Danylo Tsvok, Ukraine's defence AI chief, predicts a "new paradigm" of warfare is coming, one he describes as a future "war of operating systems" with Russia. According to reporting from CNBC TV18 and the Economic Times, he expects this shift to materialize within three to five years.
The vision isn't just futuristic speculation. Ukraine's military is already integrating artificial intelligence into active defense systems, weaving together drones, battlefield data, and command infrastructure into a unified AI-driven architecture. Rather than isolated smart weapons, the goal is an interconnected system where machines and human commanders operate from shared, real-time intelligence.

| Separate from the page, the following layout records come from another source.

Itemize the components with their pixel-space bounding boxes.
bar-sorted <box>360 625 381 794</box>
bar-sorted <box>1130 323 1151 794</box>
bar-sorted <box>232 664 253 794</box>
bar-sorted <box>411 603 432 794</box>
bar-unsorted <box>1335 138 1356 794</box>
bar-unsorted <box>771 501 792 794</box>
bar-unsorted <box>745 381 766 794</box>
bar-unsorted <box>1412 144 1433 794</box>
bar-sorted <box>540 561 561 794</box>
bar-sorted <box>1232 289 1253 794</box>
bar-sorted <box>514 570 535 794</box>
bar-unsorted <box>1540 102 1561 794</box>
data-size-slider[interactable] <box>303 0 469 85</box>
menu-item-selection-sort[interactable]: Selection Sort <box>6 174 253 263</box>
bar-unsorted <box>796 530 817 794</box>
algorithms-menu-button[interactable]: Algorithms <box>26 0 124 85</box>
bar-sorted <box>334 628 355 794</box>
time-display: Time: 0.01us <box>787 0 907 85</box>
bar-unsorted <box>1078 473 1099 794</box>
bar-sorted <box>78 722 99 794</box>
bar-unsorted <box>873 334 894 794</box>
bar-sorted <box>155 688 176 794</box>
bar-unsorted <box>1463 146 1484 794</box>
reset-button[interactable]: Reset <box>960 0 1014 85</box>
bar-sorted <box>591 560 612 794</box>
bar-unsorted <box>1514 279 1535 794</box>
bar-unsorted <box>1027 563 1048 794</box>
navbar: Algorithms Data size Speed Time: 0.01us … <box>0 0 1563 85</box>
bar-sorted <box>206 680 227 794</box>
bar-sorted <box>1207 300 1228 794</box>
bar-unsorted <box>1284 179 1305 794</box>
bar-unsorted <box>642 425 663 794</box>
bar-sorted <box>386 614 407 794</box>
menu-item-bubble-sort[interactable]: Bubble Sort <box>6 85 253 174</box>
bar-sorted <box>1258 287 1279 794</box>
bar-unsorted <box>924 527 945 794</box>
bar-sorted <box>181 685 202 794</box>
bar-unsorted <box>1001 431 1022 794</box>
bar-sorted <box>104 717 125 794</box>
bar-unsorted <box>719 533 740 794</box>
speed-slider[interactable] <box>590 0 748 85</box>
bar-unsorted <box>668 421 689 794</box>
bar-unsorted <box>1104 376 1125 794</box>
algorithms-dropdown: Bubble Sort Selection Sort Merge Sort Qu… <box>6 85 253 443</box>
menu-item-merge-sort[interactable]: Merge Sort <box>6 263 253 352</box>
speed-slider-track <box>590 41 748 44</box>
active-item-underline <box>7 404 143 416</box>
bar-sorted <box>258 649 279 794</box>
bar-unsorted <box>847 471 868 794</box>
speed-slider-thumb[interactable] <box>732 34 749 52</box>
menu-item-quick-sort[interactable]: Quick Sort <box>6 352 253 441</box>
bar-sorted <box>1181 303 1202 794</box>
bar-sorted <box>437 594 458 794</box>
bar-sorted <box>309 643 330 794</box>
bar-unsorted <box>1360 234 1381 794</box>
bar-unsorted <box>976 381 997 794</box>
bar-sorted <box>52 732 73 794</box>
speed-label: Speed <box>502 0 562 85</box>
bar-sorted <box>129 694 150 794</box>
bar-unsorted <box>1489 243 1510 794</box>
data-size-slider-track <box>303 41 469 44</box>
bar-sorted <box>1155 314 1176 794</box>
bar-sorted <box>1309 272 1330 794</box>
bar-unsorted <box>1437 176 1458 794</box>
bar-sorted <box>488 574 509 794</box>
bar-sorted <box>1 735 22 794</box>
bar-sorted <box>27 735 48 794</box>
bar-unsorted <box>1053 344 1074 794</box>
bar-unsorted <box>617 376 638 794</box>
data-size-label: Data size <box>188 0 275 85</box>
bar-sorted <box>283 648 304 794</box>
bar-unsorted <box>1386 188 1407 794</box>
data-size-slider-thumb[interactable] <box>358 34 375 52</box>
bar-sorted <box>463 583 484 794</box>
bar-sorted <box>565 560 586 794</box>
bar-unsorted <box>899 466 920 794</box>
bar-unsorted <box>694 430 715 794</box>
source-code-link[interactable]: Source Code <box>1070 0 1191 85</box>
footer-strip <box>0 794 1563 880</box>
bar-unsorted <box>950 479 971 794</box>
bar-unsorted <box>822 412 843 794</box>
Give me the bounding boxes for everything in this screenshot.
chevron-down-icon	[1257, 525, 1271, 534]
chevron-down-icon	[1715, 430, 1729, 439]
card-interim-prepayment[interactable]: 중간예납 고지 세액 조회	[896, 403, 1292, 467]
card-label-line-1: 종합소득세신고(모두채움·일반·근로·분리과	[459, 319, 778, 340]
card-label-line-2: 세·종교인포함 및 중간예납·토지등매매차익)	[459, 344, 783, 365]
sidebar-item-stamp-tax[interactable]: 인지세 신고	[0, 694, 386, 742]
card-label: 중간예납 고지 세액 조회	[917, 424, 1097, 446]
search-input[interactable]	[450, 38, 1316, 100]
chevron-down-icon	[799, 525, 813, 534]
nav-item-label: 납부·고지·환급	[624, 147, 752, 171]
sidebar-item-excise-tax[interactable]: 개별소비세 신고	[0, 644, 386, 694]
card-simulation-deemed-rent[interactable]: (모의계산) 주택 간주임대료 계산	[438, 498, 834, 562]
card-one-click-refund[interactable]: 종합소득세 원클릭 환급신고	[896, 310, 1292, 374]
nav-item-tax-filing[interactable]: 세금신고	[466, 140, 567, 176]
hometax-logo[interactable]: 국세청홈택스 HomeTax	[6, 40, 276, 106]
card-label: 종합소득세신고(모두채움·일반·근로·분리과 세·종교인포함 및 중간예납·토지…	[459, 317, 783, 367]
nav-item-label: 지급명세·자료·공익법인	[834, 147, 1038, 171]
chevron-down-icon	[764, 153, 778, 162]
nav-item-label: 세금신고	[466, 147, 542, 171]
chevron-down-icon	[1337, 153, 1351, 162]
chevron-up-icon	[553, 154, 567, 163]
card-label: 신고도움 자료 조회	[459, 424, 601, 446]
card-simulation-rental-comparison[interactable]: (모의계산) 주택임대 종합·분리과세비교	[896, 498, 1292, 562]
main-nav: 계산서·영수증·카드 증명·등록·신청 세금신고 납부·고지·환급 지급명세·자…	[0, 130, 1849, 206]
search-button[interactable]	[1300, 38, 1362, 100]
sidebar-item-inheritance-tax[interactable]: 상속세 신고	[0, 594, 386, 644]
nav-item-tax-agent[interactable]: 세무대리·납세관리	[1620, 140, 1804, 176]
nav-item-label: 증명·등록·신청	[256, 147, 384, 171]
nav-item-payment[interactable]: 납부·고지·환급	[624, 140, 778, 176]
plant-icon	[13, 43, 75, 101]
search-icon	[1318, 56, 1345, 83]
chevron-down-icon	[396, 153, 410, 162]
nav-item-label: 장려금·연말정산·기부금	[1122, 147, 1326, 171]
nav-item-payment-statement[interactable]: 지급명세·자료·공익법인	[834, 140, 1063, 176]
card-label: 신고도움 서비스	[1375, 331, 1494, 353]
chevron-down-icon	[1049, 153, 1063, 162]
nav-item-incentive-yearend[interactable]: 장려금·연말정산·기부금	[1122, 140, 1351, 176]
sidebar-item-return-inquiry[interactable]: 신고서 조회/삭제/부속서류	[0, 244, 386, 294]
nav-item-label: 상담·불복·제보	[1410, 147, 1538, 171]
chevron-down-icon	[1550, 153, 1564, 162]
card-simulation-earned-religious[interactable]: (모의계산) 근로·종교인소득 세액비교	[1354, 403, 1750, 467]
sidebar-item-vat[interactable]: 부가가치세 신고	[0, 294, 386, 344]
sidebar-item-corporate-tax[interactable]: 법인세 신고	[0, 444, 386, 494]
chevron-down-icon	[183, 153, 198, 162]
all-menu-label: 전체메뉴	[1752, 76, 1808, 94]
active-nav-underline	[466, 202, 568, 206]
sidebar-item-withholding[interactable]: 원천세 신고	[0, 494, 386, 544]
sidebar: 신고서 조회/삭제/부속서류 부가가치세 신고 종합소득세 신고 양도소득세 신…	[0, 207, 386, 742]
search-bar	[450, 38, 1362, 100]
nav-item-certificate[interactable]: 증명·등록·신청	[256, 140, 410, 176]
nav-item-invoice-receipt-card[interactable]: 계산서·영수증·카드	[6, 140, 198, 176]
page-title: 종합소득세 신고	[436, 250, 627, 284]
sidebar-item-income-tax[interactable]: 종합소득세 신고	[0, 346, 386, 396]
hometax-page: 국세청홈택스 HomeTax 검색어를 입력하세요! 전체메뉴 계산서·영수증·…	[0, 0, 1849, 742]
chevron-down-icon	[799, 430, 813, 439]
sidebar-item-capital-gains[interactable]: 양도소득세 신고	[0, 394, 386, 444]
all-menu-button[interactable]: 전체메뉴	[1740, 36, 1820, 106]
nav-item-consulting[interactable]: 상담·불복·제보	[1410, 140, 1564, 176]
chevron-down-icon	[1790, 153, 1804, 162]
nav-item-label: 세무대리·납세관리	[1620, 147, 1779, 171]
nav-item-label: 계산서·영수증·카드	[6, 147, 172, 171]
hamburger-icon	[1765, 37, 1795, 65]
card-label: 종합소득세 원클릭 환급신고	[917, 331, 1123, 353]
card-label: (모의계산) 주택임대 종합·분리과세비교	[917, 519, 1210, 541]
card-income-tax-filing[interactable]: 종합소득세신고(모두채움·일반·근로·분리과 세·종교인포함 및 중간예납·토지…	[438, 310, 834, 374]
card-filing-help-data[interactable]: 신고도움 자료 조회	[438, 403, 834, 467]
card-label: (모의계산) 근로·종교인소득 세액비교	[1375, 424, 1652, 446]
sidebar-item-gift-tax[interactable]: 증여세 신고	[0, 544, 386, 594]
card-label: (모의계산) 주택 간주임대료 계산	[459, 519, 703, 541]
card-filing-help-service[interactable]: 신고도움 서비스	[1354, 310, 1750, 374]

The phrase "war of operating systems" captures what Tsvok sees as the new competitive frontier: not just better weapons, but better software ecosystems that can coordinate faster, adapt more quickly, and outmaneuver an opponent at the decision-making layer before a single shot is fired.
Ukraine's push comes as the Russia-Ukraine conflict has already become a live testing ground for drone warfare, electronic countermeasures, and AI-assisted targeting — making it arguably the most technologically dynamic land war since World War II.
If Tsvok's prediction holds, the outcome of future conflicts may hinge less on tanks and troops than on which side fields the smarter, more integrated software — a shift that has profound implications for how democracies invest in and regulate military AI.